I started working on scrolling in the up/down direction, and it is a pain o.o I have to keep track of how far up/down it is scrolled and left/right so that I can shift in new content appropriately .__. I rewrote the right/left shifting, too and I believe it is faster, but I'm not suree (I had a better idea last night, so I don't need the IX register). Also, I have a bug somewhere in the code, apparently, because the program is doing weird stuff to my calculator every so often. On the plus side, I fixed the scrolling bug for left/right >.>

On another note, if we decided to do text compression, I have a nice algorithm for that. I was thinking this morning that I could make a Python program to read a .txt file and spit out the compressed data in assembly format.

EDIT: It is still about 60FPS at 6MHz, a few extra frames per second for shifting up/down.

I'll describe it here, since I don;t think I ever released the idea, just the code. Basically, it works like this (there are two methods)

I first designed this algorithm using Celtic3+BASIC, using the idea of how common certain letters were in the English alphabet. I arranged them in order and threw in some numbers and punctuation, so I could compress my most common messages:
ETAOINSHRDLCUMFGYPBVKWXJQZ,?!.0123456789/-:'
Note that the first character is a space. Now, in the actual message, any time one of the first 14 characters appear, it will be assigned a nibble 0~D. If anything after that is used, (say the 23 character in the list), it will be a two-nibble value, starting with E or F. You can subtract 14 and add $E0 to it (essentially, add $D2 to the original value). In this way, text will take at the worst 100% the original size and at the best 50%. However, because the first 14 characters are the most common to appear in an English message, it averages around 60% compression. For example, here is the message, "HELLO!" (this works best with larger messages):
NOTE: We start counting at zero.
H is the 9th character, so it is one nibble, $8
E is the 2nd character, so it is one nibble, $1
L is the 12th character, so it is one nibble, $B
O is the 5th character, so it is one nibble, $4
! is 30th character, so it is two nibbles: $EF
Combining the nibbles, we get 81BB4EF, but we need to store bytes, and this is an odd number of nibbles, so we pad it with a 0. This is why a space is the first character, because decompressed, it would put a space at the end in cases like this.

Anyways, that is 4 bytes, compared to 6, so compression was about 67% In BatLib, to make sure the extra space at the end wasn't in the output for decompression, I compress data and store the original size as a two byte value in the beginning.
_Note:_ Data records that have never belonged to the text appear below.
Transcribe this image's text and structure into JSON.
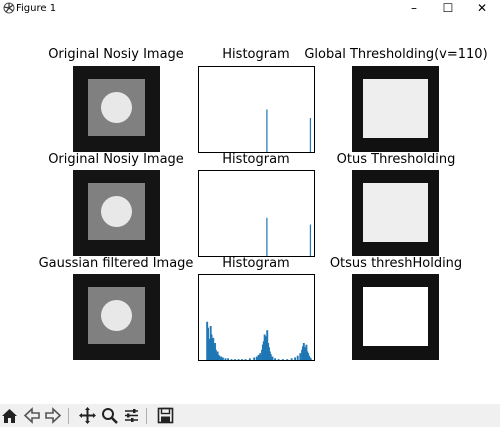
{
  "window": {
    "title": "Figure 1",
    "minimize": "–",
    "maximize": "☐",
    "close": "✕"
  },
  "subplots": [
    {
      "title": "Original Nosiy Image",
      "kind": "image"
    },
    {
      "title": "Histogram",
      "kind": "histogram"
    },
    {
      "title": "Global Thresholding(v=110)",
      "kind": "threshold"
    },
    {
      "title": "Original Nosiy Image",
      "kind": "image"
    },
    {
      "title": "Histogram",
      "kind": "histogram"
    },
    {
      "title": "Otus Thresholding",
      "kind": "threshold"
    },
    {
      "title": "Gaussian filtered Image",
      "kind": "image"
    },
    {
      "title": "Histogram",
      "kind": "histogram"
    },
    {
      "title": "Otsus threshHolding",
      "kind": "threshold"
    }
  ],
  "toolbar": {
    "icons": [
      "home-icon",
      "back-arrow-icon",
      "forward-arrow-icon",
      "pan-icon",
      "zoom-icon",
      "configure-subplots-icon",
      "save-icon"
    ]
  },
  "colors": {
    "histogram_bar": "#1f77b4",
    "image_dark": "#141414",
    "image_mid": "#808080",
    "image_light": "#e8e8e8",
    "toolbar_bg": "#f0f0f0"
  },
  "chart_data": [
    {
      "type": "bar",
      "title": "Histogram",
      "xlim": [
        0,
        255
      ],
      "x": [
        150,
        250
      ],
      "values": [
        0.5,
        0.4
      ]
    },
    {
      "type": "bar",
      "title": "Histogram",
      "xlim": [
        0,
        255
      ],
      "x": [
        150,
        250
      ],
      "values": [
        0.45,
        0.37
      ]
    },
    {
      "type": "bar",
      "title": "Histogram",
      "xlim": [
        0,
        255
      ],
      "x": [
        12,
        14,
        16,
        18,
        20,
        22,
        24,
        26,
        28,
        30,
        32,
        34,
        36,
        38,
        40,
        44,
        48,
        54,
        60,
        68,
        76,
        84,
        92,
        100,
        110,
        120,
        126,
        130,
        134,
        138,
        140,
        142,
        144,
        146,
        148,
        150,
        152,
        154,
        156,
        158,
        162,
        168,
        176,
        186,
        196,
        206,
        214,
        220,
        226,
        230,
        232,
        234,
        236,
        238,
        240,
        242,
        244,
        246,
        248,
        250
      ],
      "values": [
        0.45,
        0.38,
        0.22,
        0.25,
        0.4,
        0.3,
        0.2,
        0.26,
        0.15,
        0.2,
        0.12,
        0.08,
        0.1,
        0.06,
        0.05,
        0.04,
        0.03,
        0.02,
        0.02,
        0.01,
        0.01,
        0.01,
        0.01,
        0.01,
        0.02,
        0.03,
        0.04,
        0.06,
        0.08,
        0.12,
        0.18,
        0.22,
        0.3,
        0.28,
        0.25,
        0.35,
        0.2,
        0.15,
        0.1,
        0.07,
        0.04,
        0.02,
        0.01,
        0.01,
        0.01,
        0.02,
        0.03,
        0.05,
        0.08,
        0.12,
        0.16,
        0.2,
        0.15,
        0.12,
        0.18,
        0.1,
        0.08,
        0.05,
        0.03,
        0.02
      ]
    }
  ]
}
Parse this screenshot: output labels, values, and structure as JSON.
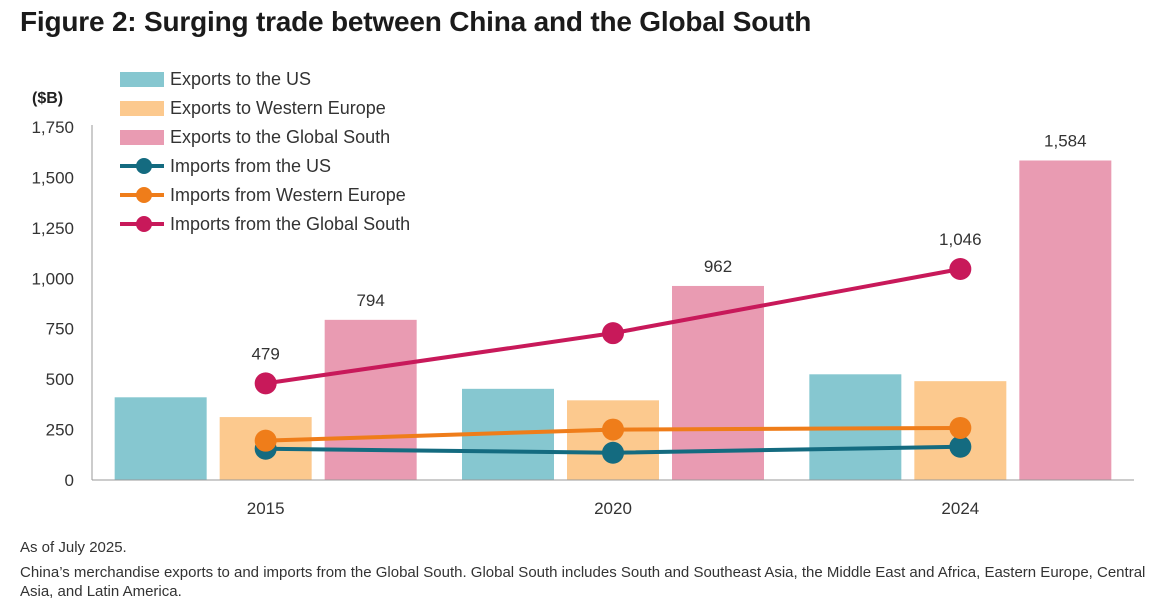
{
  "chart_data": {
    "type": "bar",
    "title": "Figure 2: Surging trade between China and the Global South",
    "ylabel": "($B)",
    "xlabel": "",
    "ylim": [
      0,
      1750
    ],
    "yticks": [
      0,
      250,
      500,
      750,
      1000,
      1250,
      1500,
      1750
    ],
    "ytick_labels": [
      "0",
      "250",
      "500",
      "750",
      "1,000",
      "1,250",
      "1,500",
      "1,750"
    ],
    "categories": [
      "2015",
      "2020",
      "2024"
    ],
    "grid": false,
    "legend_position": "top-left",
    "bar_series": [
      {
        "name": "Exports to the US",
        "color": "#86c7d0",
        "values": [
          410,
          452,
          524
        ]
      },
      {
        "name": "Exports to Western Europe",
        "color": "#fcc98e",
        "values": [
          312,
          395,
          490
        ]
      },
      {
        "name": "Exports to the Global South",
        "color": "#e99bb2",
        "values": [
          794,
          962,
          1584
        ],
        "labels": [
          "794",
          "962",
          "1,584"
        ]
      }
    ],
    "line_series": [
      {
        "name": "Imports from the US",
        "color": "#146b80",
        "values": [
          155,
          135,
          165
        ]
      },
      {
        "name": "Imports from Western Europe",
        "color": "#ef7d1a",
        "values": [
          195,
          250,
          258
        ]
      },
      {
        "name": "Imports from the Global South",
        "color": "#c8195a",
        "values": [
          479,
          728,
          1046
        ],
        "labels": [
          "479",
          "",
          "1,046"
        ]
      }
    ]
  },
  "notes": {
    "as_of": "As of July 2025.",
    "description": "China’s merchandise exports to and imports from the Global South. Global South includes South and Southeast Asia, the Middle East and Africa, Eastern Europe, Central Asia, and Latin America."
  }
}
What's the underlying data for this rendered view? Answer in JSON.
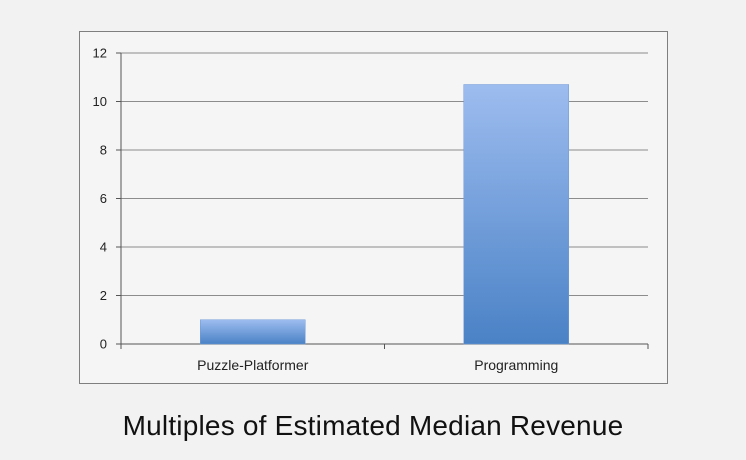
{
  "chart_data": {
    "type": "bar",
    "title": "Multiples of Estimated Median Revenue",
    "xlabel": "",
    "ylabel": "",
    "categories": [
      "Puzzle-Platformer",
      "Programming"
    ],
    "values": [
      1,
      10.7
    ],
    "ylim": [
      0,
      12
    ],
    "yticks": [
      "0",
      "2",
      "4",
      "6",
      "8",
      "10",
      "12"
    ],
    "grid": true,
    "legend": "none",
    "colors": {
      "bar_top": "#9dbcef",
      "bar_bottom": "#4a82c6",
      "grid": "#8c8c8c",
      "axis": "#555555",
      "background": "#f5f5f5"
    }
  }
}
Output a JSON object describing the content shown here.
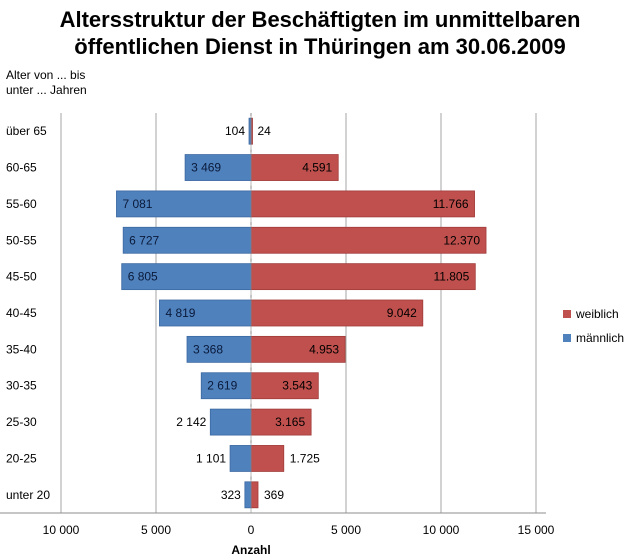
{
  "chart_data": {
    "type": "bar",
    "orientation": "horizontal",
    "stacked_pyramid": true,
    "title_line1": "Altersstruktur der Beschäftigten im unmittelbaren",
    "title_line2": "öffentlichen Dienst in Thüringen am 30.06.2009",
    "ylabel_line1": "Alter von  ... bis",
    "ylabel_line2": "unter ... Jahren",
    "xlabel": "Anzahl",
    "categories": [
      "über 65",
      "60-65",
      "55-60",
      "50-55",
      "45-50",
      "40-45",
      "35-40",
      "30-35",
      "25-30",
      "20-25",
      "unter 20"
    ],
    "series": [
      {
        "name": "weiblich",
        "color": "#c0504d",
        "values": [
          24,
          4591,
          11766,
          12370,
          11805,
          9042,
          4953,
          3543,
          3165,
          1725,
          369
        ],
        "labels": [
          "24",
          "4.591",
          "11.766",
          "12.370",
          "11.805",
          "9.042",
          "4.953",
          "3.543",
          "3.165",
          "1.725",
          "369"
        ]
      },
      {
        "name": "männlich",
        "color": "#4f81bd",
        "values": [
          -104,
          -3469,
          -7081,
          -6727,
          -6805,
          -4819,
          -3368,
          -2619,
          -2142,
          -1101,
          -323
        ],
        "labels": [
          "104",
          "3 469",
          "7 081",
          "6 727",
          "6 805",
          "4 819",
          "3 368",
          "2 619",
          "2 142",
          "1 101",
          "323"
        ]
      }
    ],
    "xlim": [
      -10000,
      15000
    ],
    "xticks": [
      -10000,
      -5000,
      0,
      5000,
      10000,
      15000
    ],
    "xtick_labels": [
      "10 000",
      "5 000",
      "0",
      "5 000",
      "10 000",
      "15 000"
    ],
    "grid": "vertical",
    "legend": "right"
  }
}
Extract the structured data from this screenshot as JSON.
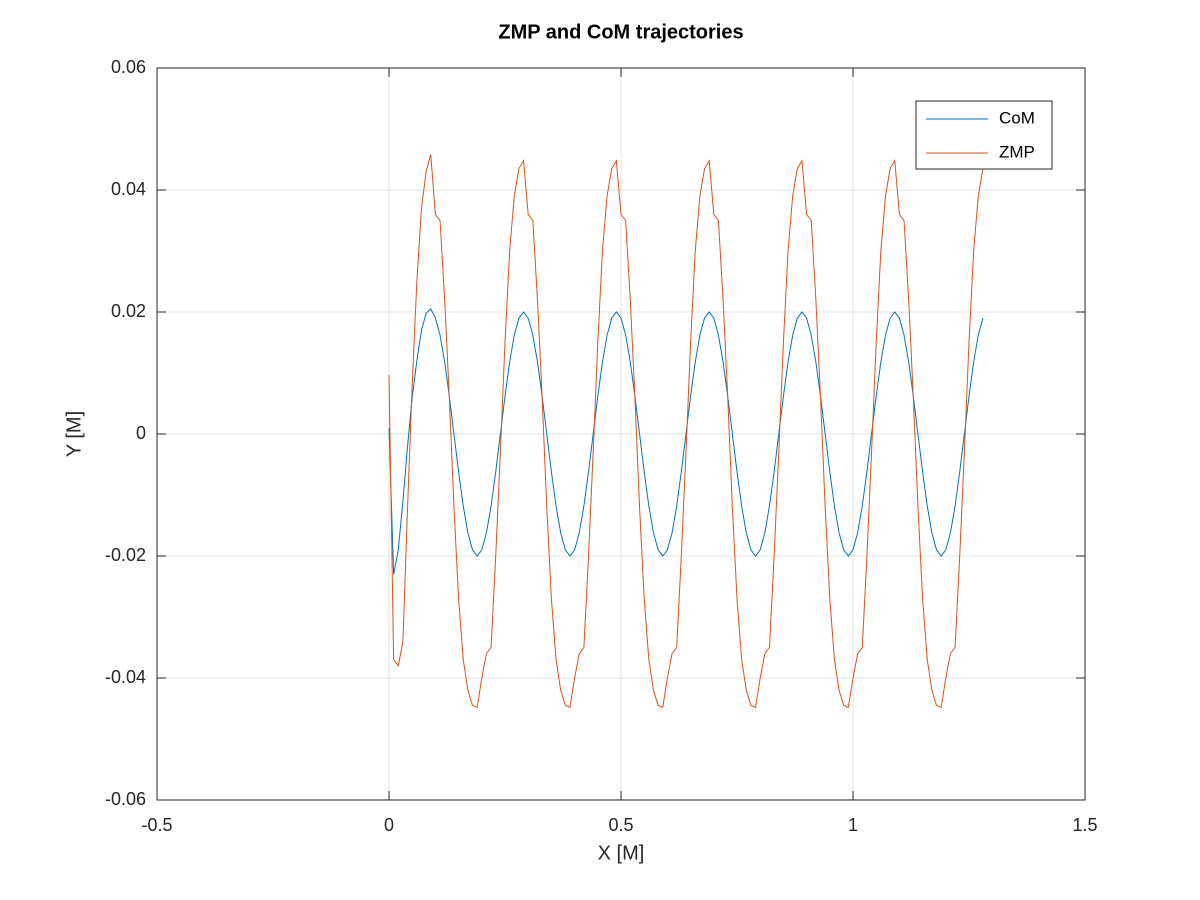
{
  "chart_data": {
    "type": "line",
    "title": "ZMP and CoM trajectories",
    "xlabel": "X [M]",
    "ylabel": "Y [M]",
    "x": [
      0,
      0.01,
      0.02,
      0.03,
      0.04,
      0.05,
      0.06,
      0.07,
      0.08,
      0.09,
      0.1,
      0.11,
      0.12,
      0.13,
      0.14,
      0.15,
      0.16,
      0.17,
      0.18,
      0.19,
      0.2,
      0.21,
      0.22,
      0.23,
      0.24,
      0.25,
      0.26,
      0.27,
      0.28,
      0.29,
      0.3,
      0.31,
      0.32,
      0.33,
      0.34,
      0.35,
      0.36,
      0.37,
      0.38,
      0.39,
      0.4,
      0.41,
      0.42,
      0.43,
      0.44,
      0.45,
      0.46,
      0.47,
      0.48,
      0.49,
      0.5,
      0.51,
      0.52,
      0.53,
      0.54,
      0.55,
      0.56,
      0.57,
      0.58,
      0.59,
      0.6,
      0.61,
      0.62,
      0.63,
      0.64,
      0.65,
      0.66,
      0.67,
      0.68,
      0.69,
      0.7,
      0.71,
      0.72,
      0.73,
      0.74,
      0.75,
      0.76,
      0.77,
      0.78,
      0.79,
      0.8,
      0.81,
      0.82,
      0.83,
      0.84,
      0.85,
      0.86,
      0.87,
      0.88,
      0.89,
      0.9,
      0.91,
      0.92,
      0.93,
      0.94,
      0.95,
      0.96,
      0.97,
      0.98,
      0.99,
      1,
      1.01,
      1.02,
      1.03,
      1.04,
      1.05,
      1.06,
      1.07,
      1.08,
      1.09,
      1.1,
      1.11,
      1.12,
      1.13,
      1.14,
      1.15,
      1.16,
      1.17,
      1.18,
      1.19,
      1.2,
      1.21,
      1.22,
      1.23,
      1.24,
      1.25,
      1.26,
      1.27,
      1.28
    ],
    "series": [
      {
        "name": "CoM",
        "color": "#0072bd",
        "values": [
          0.001,
          -0.023,
          -0.019,
          -0.011,
          -0.002,
          0.006,
          0.012,
          0.017,
          0.0198,
          0.0205,
          0.019,
          0.0162,
          0.0118,
          0.0062,
          0,
          -0.0062,
          -0.0118,
          -0.0162,
          -0.019,
          -0.02,
          -0.019,
          -0.0162,
          -0.0118,
          -0.0062,
          0,
          0.0062,
          0.0118,
          0.0162,
          0.019,
          0.02,
          0.019,
          0.0162,
          0.0118,
          0.0062,
          0,
          -0.0062,
          -0.0118,
          -0.0162,
          -0.019,
          -0.02,
          -0.019,
          -0.0162,
          -0.0118,
          -0.0062,
          0,
          0.0062,
          0.0118,
          0.0162,
          0.019,
          0.02,
          0.019,
          0.0162,
          0.0118,
          0.0062,
          0,
          -0.0062,
          -0.0118,
          -0.0162,
          -0.019,
          -0.02,
          -0.019,
          -0.0162,
          -0.0118,
          -0.0062,
          0,
          0.0062,
          0.0118,
          0.0162,
          0.019,
          0.02,
          0.019,
          0.0162,
          0.0118,
          0.0062,
          0,
          -0.0062,
          -0.0118,
          -0.0162,
          -0.019,
          -0.02,
          -0.019,
          -0.0162,
          -0.0118,
          -0.0062,
          0,
          0.0062,
          0.0118,
          0.0162,
          0.019,
          0.02,
          0.019,
          0.0162,
          0.0118,
          0.0062,
          0,
          -0.0062,
          -0.0118,
          -0.0162,
          -0.019,
          -0.02,
          -0.019,
          -0.0162,
          -0.0118,
          -0.0062,
          0,
          0.0062,
          0.0118,
          0.0162,
          0.019,
          0.02,
          0.019,
          0.0162,
          0.0118,
          0.0062,
          0,
          -0.0062,
          -0.0118,
          -0.0162,
          -0.019,
          -0.02,
          -0.019,
          -0.0162,
          -0.0118,
          -0.0062,
          0,
          0.0062,
          0.0118,
          0.0162,
          0.019
        ]
      },
      {
        "name": "ZMP",
        "color": "#d95319",
        "values": [
          0.0097,
          -0.037,
          -0.038,
          -0.034,
          -0.012,
          0.008,
          0.025,
          0.037,
          0.043,
          0.0458,
          0.036,
          0.035,
          0.022,
          0.006,
          -0.012,
          -0.027,
          -0.037,
          -0.042,
          -0.0445,
          -0.0448,
          -0.04,
          -0.036,
          -0.035,
          -0.02,
          -0.003,
          0.015,
          0.03,
          0.039,
          0.0435,
          0.0448,
          0.036,
          0.035,
          0.022,
          0.006,
          -0.012,
          -0.027,
          -0.037,
          -0.042,
          -0.0445,
          -0.0448,
          -0.04,
          -0.036,
          -0.035,
          -0.02,
          -0.003,
          0.015,
          0.03,
          0.039,
          0.0435,
          0.0448,
          0.036,
          0.035,
          0.022,
          0.006,
          -0.012,
          -0.027,
          -0.037,
          -0.042,
          -0.0445,
          -0.0448,
          -0.04,
          -0.036,
          -0.035,
          -0.02,
          -0.003,
          0.015,
          0.03,
          0.039,
          0.0435,
          0.0448,
          0.036,
          0.035,
          0.022,
          0.006,
          -0.012,
          -0.027,
          -0.037,
          -0.042,
          -0.0445,
          -0.0448,
          -0.04,
          -0.036,
          -0.035,
          -0.02,
          -0.003,
          0.015,
          0.03,
          0.039,
          0.0435,
          0.0448,
          0.036,
          0.035,
          0.022,
          0.006,
          -0.012,
          -0.027,
          -0.037,
          -0.042,
          -0.0445,
          -0.0448,
          -0.04,
          -0.036,
          -0.035,
          -0.02,
          -0.003,
          0.015,
          0.03,
          0.039,
          0.0435,
          0.0448,
          0.036,
          0.035,
          0.022,
          0.006,
          -0.012,
          -0.027,
          -0.037,
          -0.042,
          -0.0445,
          -0.0448,
          -0.04,
          -0.036,
          -0.035,
          -0.02,
          -0.003,
          0.015,
          0.03,
          0.039,
          0.0435
        ]
      }
    ],
    "xlim": [
      -0.5,
      1.5
    ],
    "xticks": [
      -0.5,
      0,
      0.5,
      1,
      1.5
    ],
    "ylim": [
      -0.06,
      0.06
    ],
    "yticks": [
      -0.06,
      -0.04,
      -0.02,
      0,
      0.02,
      0.04,
      0.06
    ],
    "grid": true,
    "legend": "upper right"
  }
}
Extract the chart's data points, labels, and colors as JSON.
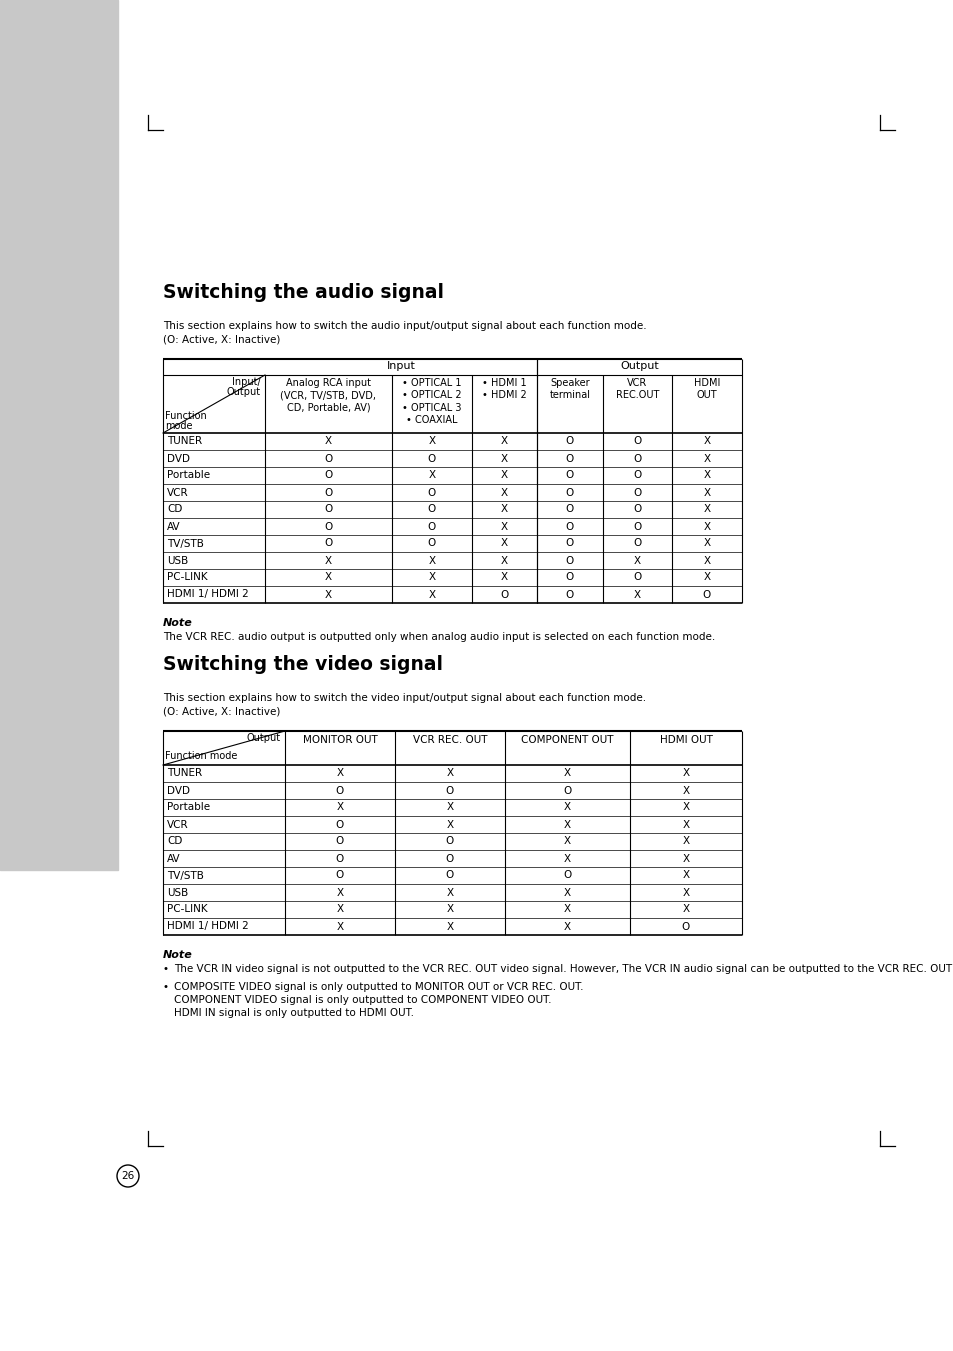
{
  "title1": "Switching the audio signal",
  "title2": "Switching the video signal",
  "bg_color": "#ffffff",
  "sidebar_color": "#c8c8c8",
  "note1_title": "Note",
  "note1_text": "The VCR REC. audio output is outputted only when analog audio input is selected on each function mode.",
  "note2_title": "Note",
  "note2_bullets": [
    "The VCR IN video signal is not outputted to the VCR REC. OUT video signal. However, The VCR IN audio signal can be outputted to the VCR REC. OUT audio signal.",
    "COMPOSITE VIDEO signal is only outputted to MONITOR OUT or VCR REC. OUT.\nCOMPONENT VIDEO signal is only outputted to COMPONENT VIDEO OUT.\nHDMI IN signal is only outputted to HDMI OUT."
  ],
  "audio_rows": [
    [
      "TUNER",
      "X",
      "X",
      "X",
      "O",
      "O",
      "X"
    ],
    [
      "DVD",
      "O",
      "O",
      "X",
      "O",
      "O",
      "X"
    ],
    [
      "Portable",
      "O",
      "X",
      "X",
      "O",
      "O",
      "X"
    ],
    [
      "VCR",
      "O",
      "O",
      "X",
      "O",
      "O",
      "X"
    ],
    [
      "CD",
      "O",
      "O",
      "X",
      "O",
      "O",
      "X"
    ],
    [
      "AV",
      "O",
      "O",
      "X",
      "O",
      "O",
      "X"
    ],
    [
      "TV/STB",
      "O",
      "O",
      "X",
      "O",
      "O",
      "X"
    ],
    [
      "USB",
      "X",
      "X",
      "X",
      "O",
      "X",
      "X"
    ],
    [
      "PC-LINK",
      "X",
      "X",
      "X",
      "O",
      "O",
      "X"
    ],
    [
      "HDMI 1/ HDMI 2",
      "X",
      "X",
      "O",
      "O",
      "X",
      "O"
    ]
  ],
  "video_rows": [
    [
      "TUNER",
      "X",
      "X",
      "X",
      "X"
    ],
    [
      "DVD",
      "O",
      "O",
      "O",
      "X"
    ],
    [
      "Portable",
      "X",
      "X",
      "X",
      "X"
    ],
    [
      "VCR",
      "O",
      "X",
      "X",
      "X"
    ],
    [
      "CD",
      "O",
      "O",
      "X",
      "X"
    ],
    [
      "AV",
      "O",
      "O",
      "X",
      "X"
    ],
    [
      "TV/STB",
      "O",
      "O",
      "O",
      "X"
    ],
    [
      "USB",
      "X",
      "X",
      "X",
      "X"
    ],
    [
      "PC-LINK",
      "X",
      "X",
      "X",
      "X"
    ],
    [
      "HDMI 1/ HDMI 2",
      "X",
      "X",
      "X",
      "O"
    ]
  ],
  "page_number": "26"
}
Now, why did we use 46 chars? The first 14 are used as 1-nibble values. A nibble can be 16 different values, so this leaves two extra nibbles for our "extended" chars. So 2*16=32, which means we can have 32 two-nibble values and 14 nibble values, totaling 46. Indexing at 0, we have chars numbered 0 to 45, which in hex is 00h~2Dh. If you look at what we add to find the value of 2-nibble chars ($D2), it is actually not a coincidence that it is the value 2D with its nibbles swapped

So what if we want to compress something other than text? What if it is arbitrary data? Basically, you need to scan the data to figure out which byte values are used, then you need to arrange them in descending popularity (I call this a "compression key"). Find your cut-off value (the number you add to get the two -nibble values) and this will also tell you your cut-off for one-nibble/two-nibble values. Because this will use a unique set of chars in some order, you will also need to include the "compression key" so that you can decompress. If the data isn't large enough, the compression key plus the compressed data will take up more space than the original.

I used this in BatLib to compress some internal data, like the main menu (the bitmap was compressed a few hundred bytes, including the compression key). You can also apply this algorithm several times in some cases to further compress the data. I got one tilemap to compress down to 12% of its original size, with each of the compression keys included!

EDIT: This is the relevant code in BatLib for most of the compression/decompression functions:

So if i get it right, the '.' would be $F0 ? or $F1 ?

Just try in Axe: text(0,,241)

Oh nevermind in that case :p

Well I can imagine a lot of things that I could already do. Just not sure if they're really needed since it's still in planning stages.